Der Bildungsbereich Bewegung & Sport ist im Kinderhaus für die Kinder in vielen Facetten erlebbar und wird durch eine verlässliche räumliche und materielle Verortung sicht- und spürbar. Die hohe Relevanz, die dieses Thema für die Entwicklung aller Kinder hat, rückt den Bildungsbereich beständig in den Fokus und erfordert die Beobachtung und Einschätzung der Entwicklungsschritte aller Kinder durch die Fachkräfte der Einrichtung, um so entwicklungsangemessene Explorations- und Erfahrungsmöglichkeiten für alle Kinder gestalten zu können.

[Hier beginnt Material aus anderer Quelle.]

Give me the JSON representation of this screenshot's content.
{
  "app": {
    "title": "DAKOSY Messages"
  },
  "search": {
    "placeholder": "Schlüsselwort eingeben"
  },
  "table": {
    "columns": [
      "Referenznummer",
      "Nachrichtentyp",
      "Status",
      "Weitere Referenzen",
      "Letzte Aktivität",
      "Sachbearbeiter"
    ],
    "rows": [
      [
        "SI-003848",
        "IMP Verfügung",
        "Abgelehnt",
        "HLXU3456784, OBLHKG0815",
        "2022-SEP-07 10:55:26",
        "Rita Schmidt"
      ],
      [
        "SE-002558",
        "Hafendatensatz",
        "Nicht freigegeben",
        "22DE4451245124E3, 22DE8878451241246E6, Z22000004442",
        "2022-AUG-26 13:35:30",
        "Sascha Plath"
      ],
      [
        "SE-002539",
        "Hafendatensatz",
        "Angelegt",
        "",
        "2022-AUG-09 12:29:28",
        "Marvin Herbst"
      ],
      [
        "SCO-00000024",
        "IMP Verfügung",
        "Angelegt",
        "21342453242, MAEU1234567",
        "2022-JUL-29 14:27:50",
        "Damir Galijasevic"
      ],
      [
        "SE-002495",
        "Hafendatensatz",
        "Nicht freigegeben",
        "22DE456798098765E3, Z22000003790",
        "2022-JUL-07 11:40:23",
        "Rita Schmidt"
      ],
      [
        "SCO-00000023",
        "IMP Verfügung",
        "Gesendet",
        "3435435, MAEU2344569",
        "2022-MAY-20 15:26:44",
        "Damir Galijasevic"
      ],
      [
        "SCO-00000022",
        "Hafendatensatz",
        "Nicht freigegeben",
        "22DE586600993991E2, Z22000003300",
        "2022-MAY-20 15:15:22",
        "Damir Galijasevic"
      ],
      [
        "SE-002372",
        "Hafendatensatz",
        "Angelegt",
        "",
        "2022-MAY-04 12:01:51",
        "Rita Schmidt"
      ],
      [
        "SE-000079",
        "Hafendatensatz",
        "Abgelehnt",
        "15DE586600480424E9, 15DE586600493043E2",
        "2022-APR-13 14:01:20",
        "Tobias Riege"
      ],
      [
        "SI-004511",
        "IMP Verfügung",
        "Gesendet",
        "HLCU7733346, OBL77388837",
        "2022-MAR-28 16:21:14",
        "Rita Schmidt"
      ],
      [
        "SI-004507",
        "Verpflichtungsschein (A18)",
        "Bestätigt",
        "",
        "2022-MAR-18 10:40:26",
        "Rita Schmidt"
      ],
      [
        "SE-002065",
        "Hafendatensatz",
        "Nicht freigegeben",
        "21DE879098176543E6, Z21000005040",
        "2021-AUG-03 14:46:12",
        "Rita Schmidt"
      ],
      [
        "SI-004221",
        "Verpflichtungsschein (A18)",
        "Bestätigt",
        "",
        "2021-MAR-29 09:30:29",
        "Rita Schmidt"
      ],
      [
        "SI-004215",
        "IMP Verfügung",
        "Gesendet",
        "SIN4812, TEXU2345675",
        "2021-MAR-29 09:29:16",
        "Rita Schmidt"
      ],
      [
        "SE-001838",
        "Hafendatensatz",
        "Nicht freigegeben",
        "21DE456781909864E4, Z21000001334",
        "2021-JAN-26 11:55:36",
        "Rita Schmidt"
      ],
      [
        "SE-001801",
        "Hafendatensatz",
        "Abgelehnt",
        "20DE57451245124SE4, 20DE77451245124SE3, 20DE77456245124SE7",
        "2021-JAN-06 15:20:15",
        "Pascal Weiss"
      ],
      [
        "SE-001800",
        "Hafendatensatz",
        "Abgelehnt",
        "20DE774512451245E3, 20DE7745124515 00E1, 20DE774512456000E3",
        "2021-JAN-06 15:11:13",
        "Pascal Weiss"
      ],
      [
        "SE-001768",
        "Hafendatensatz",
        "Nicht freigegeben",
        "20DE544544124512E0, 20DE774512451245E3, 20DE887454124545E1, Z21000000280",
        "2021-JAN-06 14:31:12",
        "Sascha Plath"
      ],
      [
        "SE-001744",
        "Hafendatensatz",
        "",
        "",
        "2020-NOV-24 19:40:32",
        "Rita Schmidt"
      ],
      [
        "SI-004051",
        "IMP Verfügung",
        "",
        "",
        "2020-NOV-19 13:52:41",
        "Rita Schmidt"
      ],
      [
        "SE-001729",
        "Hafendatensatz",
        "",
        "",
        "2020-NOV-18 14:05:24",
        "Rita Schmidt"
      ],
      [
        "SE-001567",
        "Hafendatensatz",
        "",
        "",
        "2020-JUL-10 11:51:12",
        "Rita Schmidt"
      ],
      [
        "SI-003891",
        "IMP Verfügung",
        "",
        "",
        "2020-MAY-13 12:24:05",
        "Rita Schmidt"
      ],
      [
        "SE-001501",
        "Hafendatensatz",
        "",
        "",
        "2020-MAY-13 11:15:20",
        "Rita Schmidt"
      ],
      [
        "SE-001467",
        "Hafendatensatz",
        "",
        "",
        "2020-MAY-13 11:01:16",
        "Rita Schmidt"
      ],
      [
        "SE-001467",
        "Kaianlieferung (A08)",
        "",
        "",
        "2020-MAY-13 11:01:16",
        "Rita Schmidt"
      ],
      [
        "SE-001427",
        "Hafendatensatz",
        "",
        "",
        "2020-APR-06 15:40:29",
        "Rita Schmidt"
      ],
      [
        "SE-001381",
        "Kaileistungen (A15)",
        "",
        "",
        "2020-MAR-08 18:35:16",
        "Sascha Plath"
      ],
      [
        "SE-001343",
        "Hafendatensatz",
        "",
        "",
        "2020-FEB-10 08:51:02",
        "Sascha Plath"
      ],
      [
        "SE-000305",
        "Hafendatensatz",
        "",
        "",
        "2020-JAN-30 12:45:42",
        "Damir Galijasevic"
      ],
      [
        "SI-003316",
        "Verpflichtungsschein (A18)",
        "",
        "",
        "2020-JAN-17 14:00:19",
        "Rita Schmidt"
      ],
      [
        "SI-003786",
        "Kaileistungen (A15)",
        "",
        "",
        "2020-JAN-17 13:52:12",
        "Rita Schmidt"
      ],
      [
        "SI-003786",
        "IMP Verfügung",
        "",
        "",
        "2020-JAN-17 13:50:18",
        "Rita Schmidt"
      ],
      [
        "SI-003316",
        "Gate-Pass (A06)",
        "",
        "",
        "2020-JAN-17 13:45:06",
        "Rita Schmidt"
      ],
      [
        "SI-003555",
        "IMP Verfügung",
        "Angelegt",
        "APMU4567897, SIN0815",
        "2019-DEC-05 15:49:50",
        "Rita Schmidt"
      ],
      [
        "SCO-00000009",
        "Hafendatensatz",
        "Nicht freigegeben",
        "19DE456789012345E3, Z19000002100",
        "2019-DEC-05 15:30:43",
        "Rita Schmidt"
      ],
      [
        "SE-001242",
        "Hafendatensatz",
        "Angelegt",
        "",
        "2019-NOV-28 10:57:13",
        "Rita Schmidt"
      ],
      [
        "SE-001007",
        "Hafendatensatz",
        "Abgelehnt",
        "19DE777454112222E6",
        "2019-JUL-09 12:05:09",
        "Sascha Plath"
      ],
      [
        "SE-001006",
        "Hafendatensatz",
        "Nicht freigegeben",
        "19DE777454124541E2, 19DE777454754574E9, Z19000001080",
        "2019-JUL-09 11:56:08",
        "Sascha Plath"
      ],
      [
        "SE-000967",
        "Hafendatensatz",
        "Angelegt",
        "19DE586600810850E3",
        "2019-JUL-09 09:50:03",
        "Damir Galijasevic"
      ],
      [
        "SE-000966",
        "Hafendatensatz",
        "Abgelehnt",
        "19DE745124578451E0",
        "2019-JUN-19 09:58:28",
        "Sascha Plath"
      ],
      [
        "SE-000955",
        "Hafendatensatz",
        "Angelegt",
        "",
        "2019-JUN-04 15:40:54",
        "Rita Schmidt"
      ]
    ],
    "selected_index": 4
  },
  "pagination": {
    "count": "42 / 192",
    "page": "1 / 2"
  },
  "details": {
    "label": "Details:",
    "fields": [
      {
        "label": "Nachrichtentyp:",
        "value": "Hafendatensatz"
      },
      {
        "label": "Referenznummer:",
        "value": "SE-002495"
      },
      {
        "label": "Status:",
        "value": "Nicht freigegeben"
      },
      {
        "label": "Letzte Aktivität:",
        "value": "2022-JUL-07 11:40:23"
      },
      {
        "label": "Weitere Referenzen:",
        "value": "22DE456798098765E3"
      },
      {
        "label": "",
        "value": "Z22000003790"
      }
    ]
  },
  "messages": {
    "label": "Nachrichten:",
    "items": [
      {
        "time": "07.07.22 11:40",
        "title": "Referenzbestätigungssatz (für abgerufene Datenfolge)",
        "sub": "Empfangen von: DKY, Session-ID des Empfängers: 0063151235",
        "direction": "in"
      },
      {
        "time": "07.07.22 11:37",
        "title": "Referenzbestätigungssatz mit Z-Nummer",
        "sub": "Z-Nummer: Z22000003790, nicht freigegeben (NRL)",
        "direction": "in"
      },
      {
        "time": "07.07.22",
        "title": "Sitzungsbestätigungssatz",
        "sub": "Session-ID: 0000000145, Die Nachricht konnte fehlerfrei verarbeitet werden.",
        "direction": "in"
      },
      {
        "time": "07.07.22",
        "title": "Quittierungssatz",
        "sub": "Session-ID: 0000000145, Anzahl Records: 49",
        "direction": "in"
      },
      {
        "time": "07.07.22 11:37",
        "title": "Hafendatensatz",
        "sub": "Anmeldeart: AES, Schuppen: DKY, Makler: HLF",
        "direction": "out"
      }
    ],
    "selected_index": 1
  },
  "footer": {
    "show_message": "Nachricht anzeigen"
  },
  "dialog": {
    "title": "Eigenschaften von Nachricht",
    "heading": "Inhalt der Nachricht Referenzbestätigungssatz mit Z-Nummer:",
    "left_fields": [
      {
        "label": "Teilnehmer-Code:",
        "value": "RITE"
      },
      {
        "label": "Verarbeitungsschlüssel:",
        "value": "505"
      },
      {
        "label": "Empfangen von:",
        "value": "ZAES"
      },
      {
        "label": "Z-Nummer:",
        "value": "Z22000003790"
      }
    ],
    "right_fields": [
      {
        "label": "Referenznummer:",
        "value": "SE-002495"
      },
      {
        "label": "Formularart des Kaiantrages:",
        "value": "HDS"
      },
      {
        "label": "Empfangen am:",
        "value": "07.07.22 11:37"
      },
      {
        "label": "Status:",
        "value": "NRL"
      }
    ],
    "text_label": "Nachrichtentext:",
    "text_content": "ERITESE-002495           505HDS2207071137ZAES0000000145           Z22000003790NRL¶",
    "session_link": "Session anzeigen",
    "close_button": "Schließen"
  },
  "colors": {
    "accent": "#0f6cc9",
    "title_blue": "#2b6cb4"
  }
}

Die Begrifflichkeiten, welche dem Bildungsbereich seinen Namen geben, sind in ihrer Charakterisierung zu unterscheiden und bilden somit die Inhalte des Bildungsbereichs und damit die Entwicklungsschritte von Kindern umfänglich ab. Mit fortschreitender Entwicklung lässt sich in den Kinderhäusern immer wieder beobachten, dass Kinder das beständige Interesse daran haben, freie Bewegungsformen um kognitive oder komplexe Bestandteile zu erweitern und sich so im gemeinsamen Wettkampf – als Individuum oder innerhalb einer Gruppe – zu messen. Wenn dies der Fall ist, rücken die so genannten Regel- und Wettkampfspiele verstärkt in den Blickpunkt der täglichen pädagogischen Arbeit. Diese sind jedoch kein Alleinstellungsmerkmal des Bildungsbereichs Bewegung & Sport und dennoch von einer hohen Relevanz.

Regelspiele

Regelspiele sind vor allen Dingen dadurch gekennzeichnet, dass das Reglement vor Beginn festgelegt oder verhandelt ist und diese Regeln im Verlauf des Spiels eingehalten werden. Durch die Einführung von Regeln werden vergleichbare Voraussetzungen geschaffen, die für alle Beteiligten gültig sind, die ein faires Spiel gewährleisten und so vor allen Dingen auch von Kindern unterschiedlichen Alters gemeinsam gespielt werden können. Das bedeutet damit, dass die individuellen Fähigkeiten keine Auswirkungen auf den Ausgang des Spiels haben müssen. Somit kann beispielsweise eine Partie „Mensch, ärgere Dich nicht“ problemlos von einer altersgemischten Kindergruppe gespielt werden.

Wettkampfspiele

Das Wettkampfspiel ergänzt die oben beschriebenen Merkmale schließlich darum, dass die individuellen Fähigkeiten und Fertigkeiten für das Ergebnis bzw. den Ausgang des Spiels relevant werden. In Kombination mit einer Steigerung der Komplexität des Regelwerks steigt der kognitive Anspruch und zeichnet sich unter Umständen dadurch aus, dass die Fähigkeit zur Kooperation mit weiteren Mitspielenden gegeben sein muss. Das Individuum oder die Gruppe möchte durch spielerische Formen der Auseinandersetzung eine Messbarkeit erreichen, die erste Erfahrungen mit Gewinnen und Verlieren ermöglicht. Durch gemeinsam ausgehandelte Regeln lässt sich sicherstellen, dass die Ergebnisse des gemeinsamen Messens keine negativen Auswirkungen für die Beteiligten haben (Erfahrungen innerhalb der Leitlinie Resilienz sind dabei möglich).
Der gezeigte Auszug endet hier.